時空の神宝 Ⅱ ~時を越えたシンクロニシティ― for 少女十六夜~ 作者:苗場翔
73/100

第72話:飛翔混成部隊

プラチナ甲虫スカラベを引き連れて、十夜族姉妹と俺は大陸に向かうことになった。

スカラベを、この山城の地に放置しておくよりも、傍に付けておいた方が制御も効くだろうし、蛍胞子の神経毒による即死級の発動権限を十三夜(つきみ)が握っていから、

言うことを効くだろう。

まだ信用できないが、昆虫の思考は未だよくわからない。

山城の地から大陸へ。十六夜(いざよい)十五夜(かぐや)は再び飛蝗族の本体を目指した。

俺と十三夜(つきみ)とプラチナ甲虫スカラベは初めて海を越えて大陸への飛行である。

全く統一性のとれていない飛行部隊編成となった。

先頭は、ペガサスの翼をまとう牛ドラゴンのキメラ体の十五夜(かぐや)

中部に、プラチナ甲虫スカラベ、その上部に蜂女王の十三夜(つきみ)

後部に、竜の翼を有する紅のドラゴンである俺だ、背には十六夜(いざよい)を乗せている。

翼の種はそれぞれ全く違うが飛翔方法は実は同じである。空気力学は二の次なのだ。

大気に充満している思念波を自身の体軸に流して流れに乗っているだけで飛べるのだ。

飛翔速度はその体軸に流れる総量と移動速度によって決定される。

翼は空気力学的には飾りであるが、思念波を制御するのに効果的に作用する。

翼の大きさは思念波の総量、羽ばたきの振動数は思念波の移動量に補助的に作用している。

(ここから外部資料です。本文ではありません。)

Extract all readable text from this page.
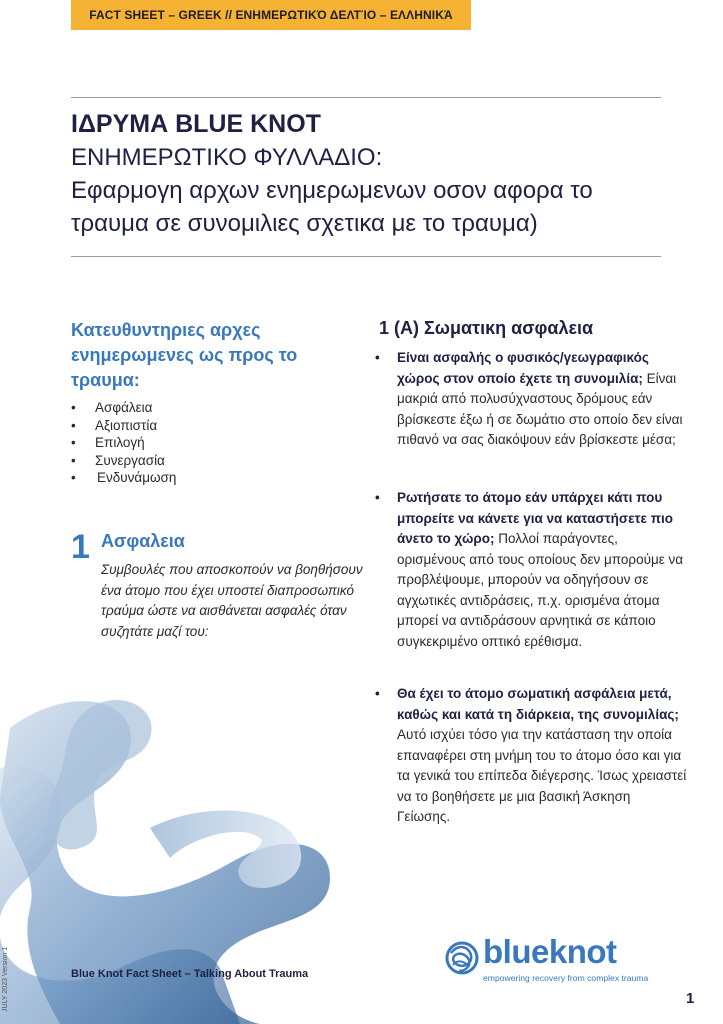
FACT SHEET – GREEK // ΕΝΗΜΕΡΩΤΙΚΌ ΔΕΛΤΊΟ – ΕΛΛΗΝΙΚΆ
ΙΔΡΥΜΑ BLUE KNOT
ΕΝΗΜΕΡΩΤΙΚΟ ΦΥΛΛΑΔΙΟ:
Εφαρμογη αρχων ενημερωμενων οσον αφορα το
τραυμα σε συνομιλιες σχετικα με το τραυμα)
Κατευθυντηριες αρχες ενημερωμενες ως προς το τραυμα:
• Ασφάλεια
• Αξιοπιστία
• Επιλογή
• Συνεργασία
• Ενδυνάμωση
1 Ασφαλεια
Συμβουλές που αποσκοπούν να βοηθήσουν ένα άτομο που έχει υποστεί διαπροσωπικό τραύμα ώστε να αισθάνεται ασφαλές όταν συζητάτε μαζί του:
1 (Α) Σωματικη ασφαλεια
• Είναι ασφαλής ο φυσικός/γεωγραφικός χώρος στον οποίο έχετε τη συνομιλία; Είναι μακριά από πολυσύχναστους δρόμους εάν βρίσκεστε έξω ή σε δωμάτιο στο οποίο δεν είναι πιθανό να σας διακόψουν εάν βρίσκεστε μέσα;
• Ρωτήσατε το άτομο εάν υπάρχει κάτι που μπορείτε να κάνετε για να καταστήσετε πιο άνετο το χώρο; Πολλοί παράγοντες, ορισμένους από τους οποίους δεν μπορούμε να προβλέψουμε, μπορούν να οδηγήσουν σε αγχωτικές αντιδράσεις, π.χ. ορισμένα άτομα μπορεί να αντιδράσουν αρνητικά σε κάποιο συγκεκριμένο οπτικό ερέθισμα.
• Θα έχει το άτομο σωματική ασφάλεια μετά, καθώς και κατά τη διάρκεια, της συνομιλίας; Αυτό ισχύει τόσο για την κατάσταση την οποία επαναφέρει στη μνήμη του το άτομο όσο και για τα γενικά του επίπεδα διέγερσης. Ίσως χρειαστεί να το βοηθήσετε με μια βασική Άσκηση Γείωσης.
Blue Knot Fact Sheet – Talking About Trauma
JULY 2023 Version 1	blueknot
empowering recovery from complex trauma
1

この中で十三夜(つきみ)の蜂女王形態が一番小さく羽の長さ20cm程度であるが、羽ばたきの1秒間の振動数は千を超え、飛翔速度は他の者に劣らない。

それにてしても、先頭を飛翔する十五夜(かぐや)は、音速を超える。

もともと地上を高速で駆けることができ、ペガサスの翼を得ることで飛翔にもそのスキルが活かされているようだ。

更に、この飛翔メンバーである我々後続は、彼女の体軸から高速で漏れ出た思念波の影響を受け、音速まで加速されている。

俺の背に乗っている十六夜(いざよい)をこの音速に耐えるようにクレナザイトの鱗をコックピットのように変形させていた。 これもまた、異様な姿である。

「これが、音速飛翔というものか、爆発音がした後は静寂の世界だ」俺は、前方の十五夜(かぐや)に思念波を送った。

「そうでしょ、令時さん。音速を越えると、飛翔ももっと安定するんですよ」

「ギギ、これはすごい。翅の損傷など関係ないのだな」プラチナ甲虫スカラベが言った。

プラチナ甲虫スカラベは俺との過去世での戦闘で翅を一部破損して、飛翔するには不安定で、

上下左右いブレていたが今は、直線で十六夜(いざよい)の後を追えている。

まさしく、思念波による飛翔をこの昆虫も体現したということか。

十三夜(つきみ)、隊列から離れるなよ。十六夜(いざよい)の飛翔の思念波の補助がなくなる、置いてきぼりをくらうぞ!」

「ワカッタ! それにしても早いな。こんな速度で飛んだことがない。雲なんかほんの一瞬でツッキレルよ」

「我も、飛びたいな。令時の考察では翼は補助的なものであるということは、無しでも飛べるということだな。

かつて我始祖の千夜一夜(アルフ・ライラ)は人の姿で空を飛んだと言われていたが、それは本当だったのかもな」ルビー色の半透明のクレナザイトガラスの中で、十六夜(いざよい)が言った。無論思念波でである。

「そうだな、こんな高速ではないが人の姿でも飛べるはずだ」俺は、紅のドラゴンではなくて人の姿でも飛べそうな気がしてきた。ただこの世界においてはだが。

上空には四つの飛行機雲はいつまでも拡散せず直線を大空に東から西へと続いていた。

大陸の飛蝗の群体の殲滅に向かう、飛翔混成部隊であった。